While reading through the latest batch of opinions from the North Carolina Court of Appeals, I was struck (again) by how often appellate cases are not decided on the merits but rather on issues of appellate procedure. At least one quarter of the published and unpublished opinions I reviewed had at least one issue that involved error preservation or appellate procedure.
For example, in Basmas v. Wells Fargo,, the appellants challenged a trial court’s declaratory judgment ruling. However, a key issue in the appeal—the effect of a bankruptcy discharge on later foreclosure proceedings—was never raised in the complaint, the appellants’ brief, or at the trial court hearing. The Court of Appeals also noted that the appellants’ brief contained no record citations to evidence supporting their arguments. Therefore, the court refused to consider the merits of the argument.
On top of that, the appellants challenged one of the trial court’s factual findings but not the other factual findings in the trial court’s order. Once again, the appellate court found that the appellants “failed to preserve this challenge to the trial court’s order,” and therefore the order was affirmed.
On this last point, I am reminded that the end of “assignments of error” was a wonderful day for North Carolina appellate practitioners. In the “old days,” appellants had to place assignments of error in the record on appeal. In those assignments, the appellants had to identify every finding of fact that they contended was not supported by the evidence; otherwise, the issue was waived forever. In the new appellate world, assignments of error no longer limit which findings of fact can be challenged in an appellant’s brief. But that does not mean that all vestiges of “assignments of error” are completely gone. Appellate courts continue to note that when a party fails to “assign error” to particular findings, those findings are binding on appeal. These statements are not efforts by our appellate courts to revive assignments of error. Instead, as a matter of appellate procedure, the courts are reminding parties of the duty to preserve alleged error by making an argument about contested findings in their appellate briefs. Appellate courts do not have a duty to scour the record hunting for trial court error. Neither do they have responsibility for creating or guessing at the arguments of an appellant. Therefore, if you do not want to be bound by a factual finding of the trial court, you must specifically tell the appellate court in your brief.
While North Carolina’s appellate courts has not laid out a specific formula regarding how findings of fact should be challenged on appeal in the post-assignment world, the best practice is to specifically identify in the argument section of your brief those findings of fact (by specific number) that you are challenging, and then make arguments regarding those findings with full citations to the record on appeal. I would also suggest that your “Issues Presented” specifically note that you are challenging certain findings of facts on appeal (i.e., Whether Findings of Fact 5, 29, 33, 36, 38-40, 42, 45-47, and 51-52 were supported by competent evidence.).

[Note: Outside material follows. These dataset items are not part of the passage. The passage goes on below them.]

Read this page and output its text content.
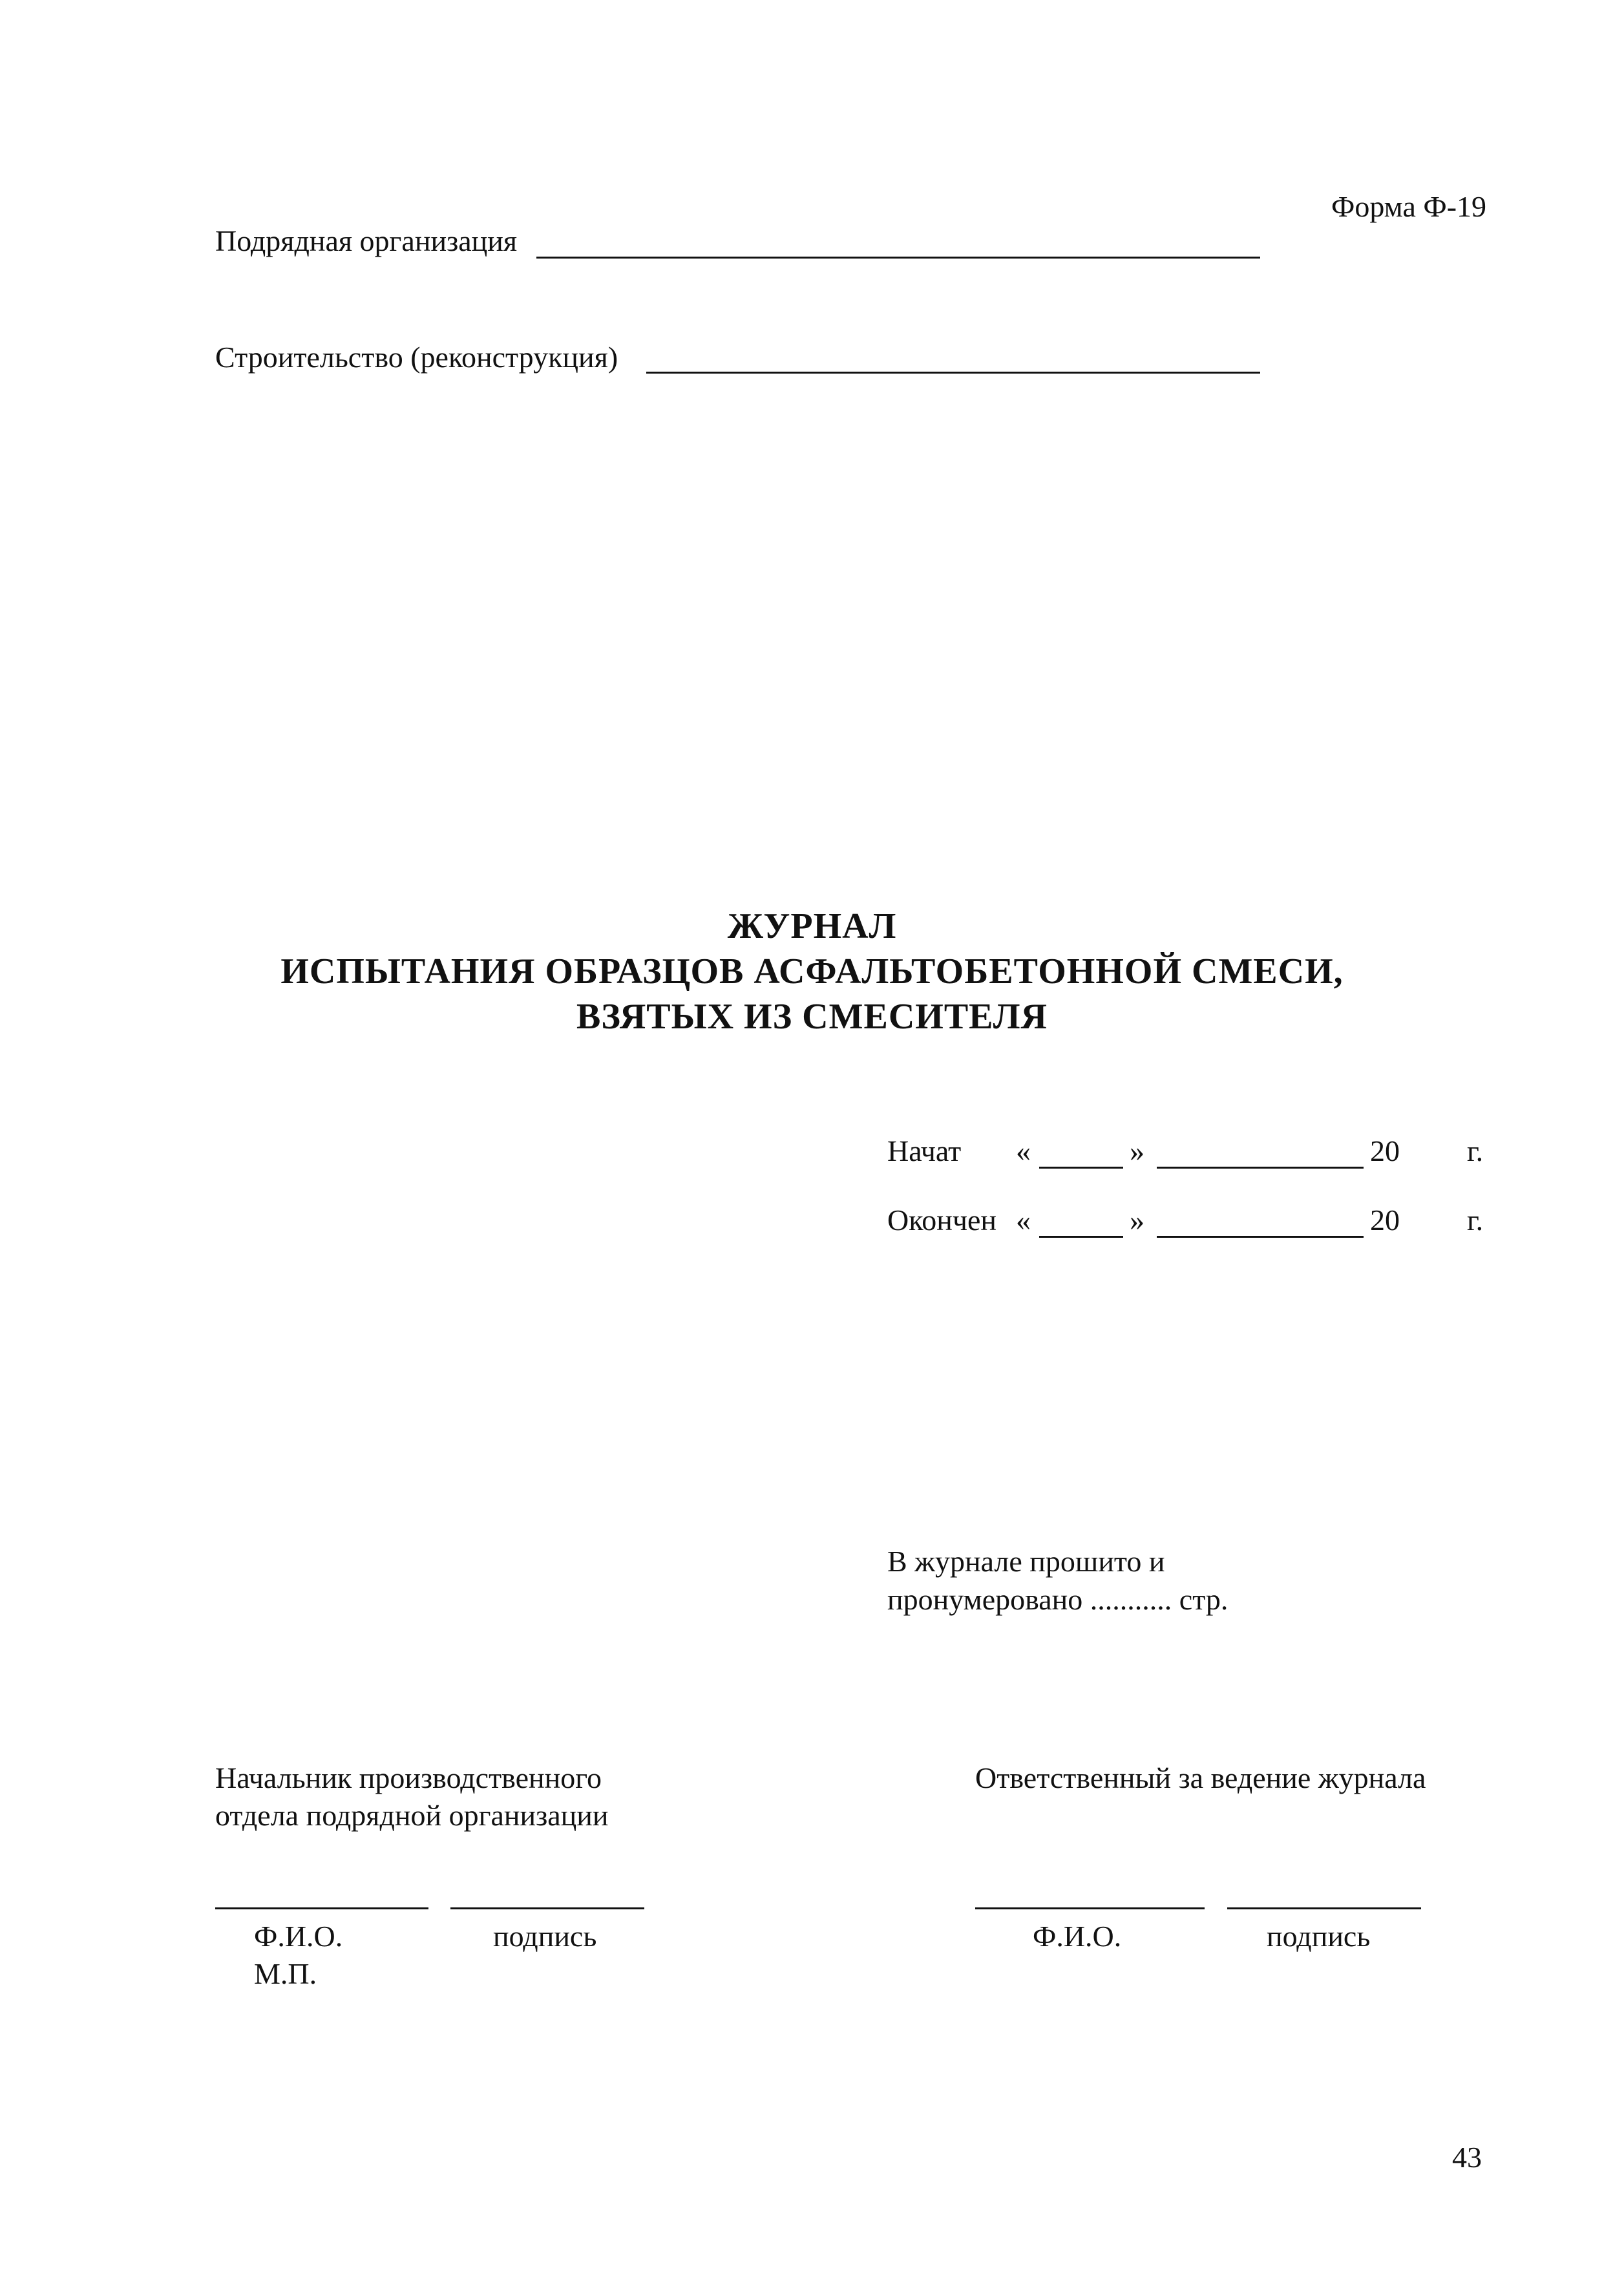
Форма Ф-19
Подрядная организация
Строительство (реконструкция)
ЖУРНАЛ
ИСПЫТАНИЯ ОБРАЗЦОВ АСФАЛЬТОБЕТОННОЙ СМЕСИ,
ВЗЯТЫХ ИЗ СМЕСИТЕЛЯ
Начат «	»	20 г.
Окончен «	»	20 г.
В журнале прошито и
пронумеровано ........... стр.
Начальник производственного
отдела подрядной организации
Ф.И.О.	подпись
М.П.
Ответственный за ведение журнала
Ф.И.О.	подпись
43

Finally, I risk chastisement by our appellate “junkies” if I fail to point out several unpublished cases also dealing with interesting issues of appellate procedure. Hall v. Hall involved a custody appeal where the appellant failed to serve her brief and the record on appeal “until well after the time requirements set forth in the rules of appellate procedure.” Using the well-established Dogwood framework, the Court of Appeals extended mercy to the parent and decided the case on the merits.
Another opinion involved a criminal defendant whose notice of appeal improperly stated that he was appealing the district court’s judgment against him to the superior court, when in fact he was attempting to appeal the superior court’s judgment to the Court of Appeals. The defendant’s counsel wisely filed a petition for writ of certiorari owning up to error, and the Court of Appeals—noting that the defendant “should not be punished for his counsel’s failure to properly appeal”—granted the petition and addressed the merits of the appeal. State v. Martin.

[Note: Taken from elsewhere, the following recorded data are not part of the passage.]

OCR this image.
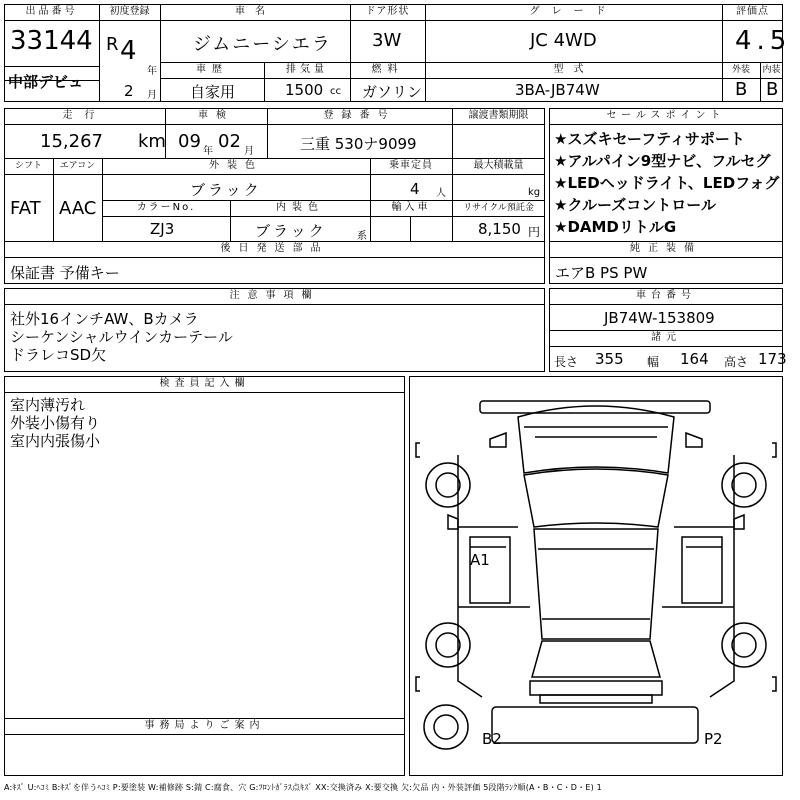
出品番号
33144
中部デビュ
初度登録
R 4
年
2 月
車名
ジムニーシエラ
ドア形状
3W
グレード
JC 4WD
評価点
4.5
車歴
自家用
排気量
1500 cc
燃料
ガソリン
型式
3BA-JB74W
外装
B
内装
B
走行
15,267 km
車検
09 年 02 月
登録番号
三重 530ナ9099
譲渡書類期限
シフト
FAT
エアコン
AAC
外装色
ブラック
乗車定員
4 人
最大積載量
kg
カラーNo.
ZJ3
内装色
ブラック	系
輸入車	リサイクル預託金
8,150 円
後日発送部品
保証書 予備キー
セールスポイント
★スズキセーフティサポート
★アルパイン9型ナビ、フルセグ
★LEDヘッドライト、LEDフォグ
★クルーズコントロール
★DAMDリトルG
純正装備
エアB PS PW
注意事項欄
社外16インチAW、Bカメラ
シーケンシャルウインカーテール
ドラレコSD欠
車台番号
JB74W-153809
諸元
長さ 355 幅 164 高さ 173
検査員記入欄
室内薄汚れ
外装小傷有り
室内内張傷小
事務局よりご案内
A1
B2	P2
A:ｷｽﾞ U:ﾍｺﾐ B:ｷｽﾞを伴うﾍｺﾐ P:要塗装 W:補修跡 S:錆 C:腐食、穴 G:ﾌﾛﾝﾄｶﾞﾗｽ点ｷｽﾞ XX:交換済み X:要交換 欠:欠品 内・外装評価 5段階ﾗﾝｸ順(A・B・C・D・E) 1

In Geiger v. Central Carolina Surgical Eye, the defendants’ notice of appeal failed to specifically designate the order and judgment from which they were appealing. However, the court determined that the notice of appeal’s detailed descriptions of the rulings from which the defendants sought to appeal were sufficient to confer appellate jurisdiction. Bullet dodged.

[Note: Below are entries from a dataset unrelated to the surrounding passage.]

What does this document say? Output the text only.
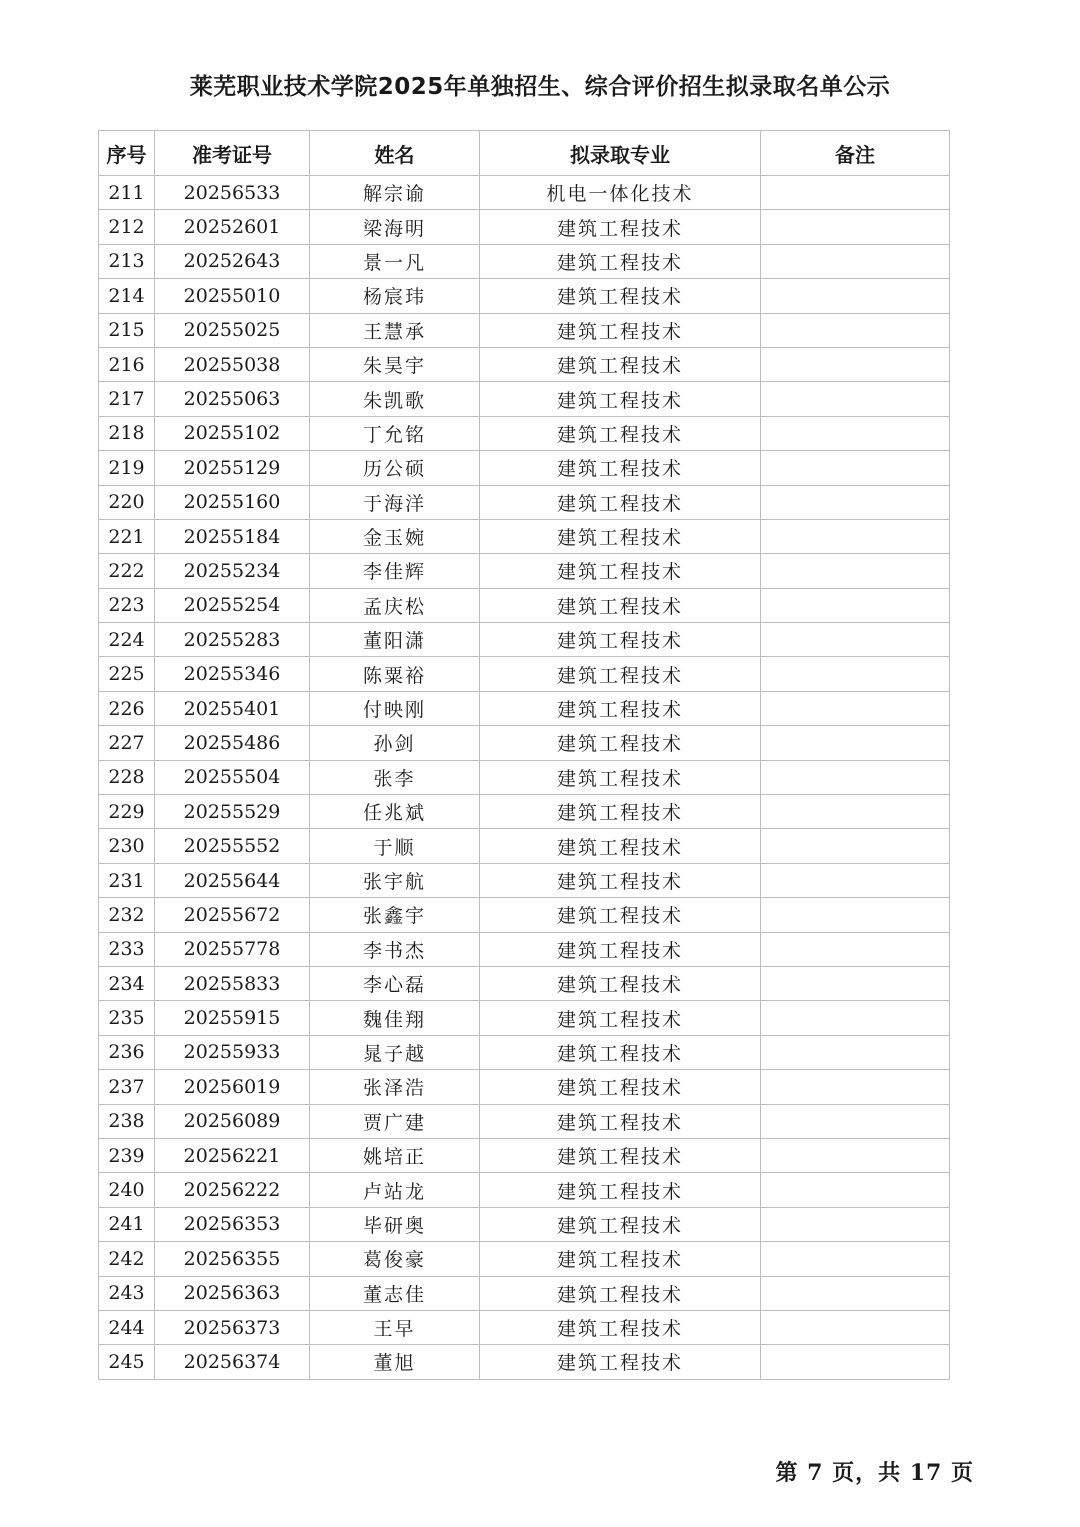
莱芜职业技术学院2025年单独招生、综合评价招生拟录取名单公示
序号	准考证号	姓名	拟录取专业	备注
211	20256533	解宗谕	机电一体化技术	
212	20252601	梁海明	建筑工程技术	
213	20252643	景一凡	建筑工程技术	
214	20255010	杨宸玮	建筑工程技术	
215	20255025	王慧承	建筑工程技术	
216	20255038	朱昊宇	建筑工程技术	
217	20255063	朱凯歌	建筑工程技术	
218	20255102	丁允铭	建筑工程技术	
219	20255129	历公硕	建筑工程技术	
220	20255160	于海洋	建筑工程技术	
221	20255184	金玉婉	建筑工程技术	
222	20255234	李佳辉	建筑工程技术	
223	20255254	孟庆松	建筑工程技术	
224	20255283	董阳潇	建筑工程技术	
225	20255346	陈粟裕	建筑工程技术	
226	20255401	付映刚	建筑工程技术	
227	20255486	孙剑	建筑工程技术	
228	20255504	张李	建筑工程技术	
229	20255529	任兆斌	建筑工程技术	
230	20255552	于顺	建筑工程技术	
231	20255644	张宇航	建筑工程技术	
232	20255672	张鑫宇	建筑工程技术	
233	20255778	李书杰	建筑工程技术	
234	20255833	李心磊	建筑工程技术	
235	20255915	魏佳翔	建筑工程技术	
236	20255933	晁子越	建筑工程技术	
237	20256019	张泽浩	建筑工程技术	
238	20256089	贾广建	建筑工程技术	
239	20256221	姚培正	建筑工程技术	
240	20256222	卢站龙	建筑工程技术	
241	20256353	毕研奥	建筑工程技术	
242	20256355	葛俊豪	建筑工程技术	
243	20256363	董志佳	建筑工程技术	
244	20256373	王早	建筑工程技术	
245	20256374	董旭	建筑工程技术	
第 7 页，共 17 页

Finally, in State v. Cook, the appellant did not give oral notice of appeal after entering his plea, as is typically seen in criminal cases. Instead, the defendant filed a pro se written notice of appeal that “did not identify the court to which defendant appealed and did not include proof of service on the State.” While the court found that the notice of appeal was technically insufficient to confer jurisdiction, it elected to exercise its discretion and review the appeal under its certiorari authority. Slight graze, but no mortal appellate wound.
With the exception of Geiger, a common theme running through these appellate pardons is that the cases involved deprivations of some type of liberty interest. Criminal and custodial cases are generally given more grace than the normal civil appeal. So civil practitioners should stay on their toes!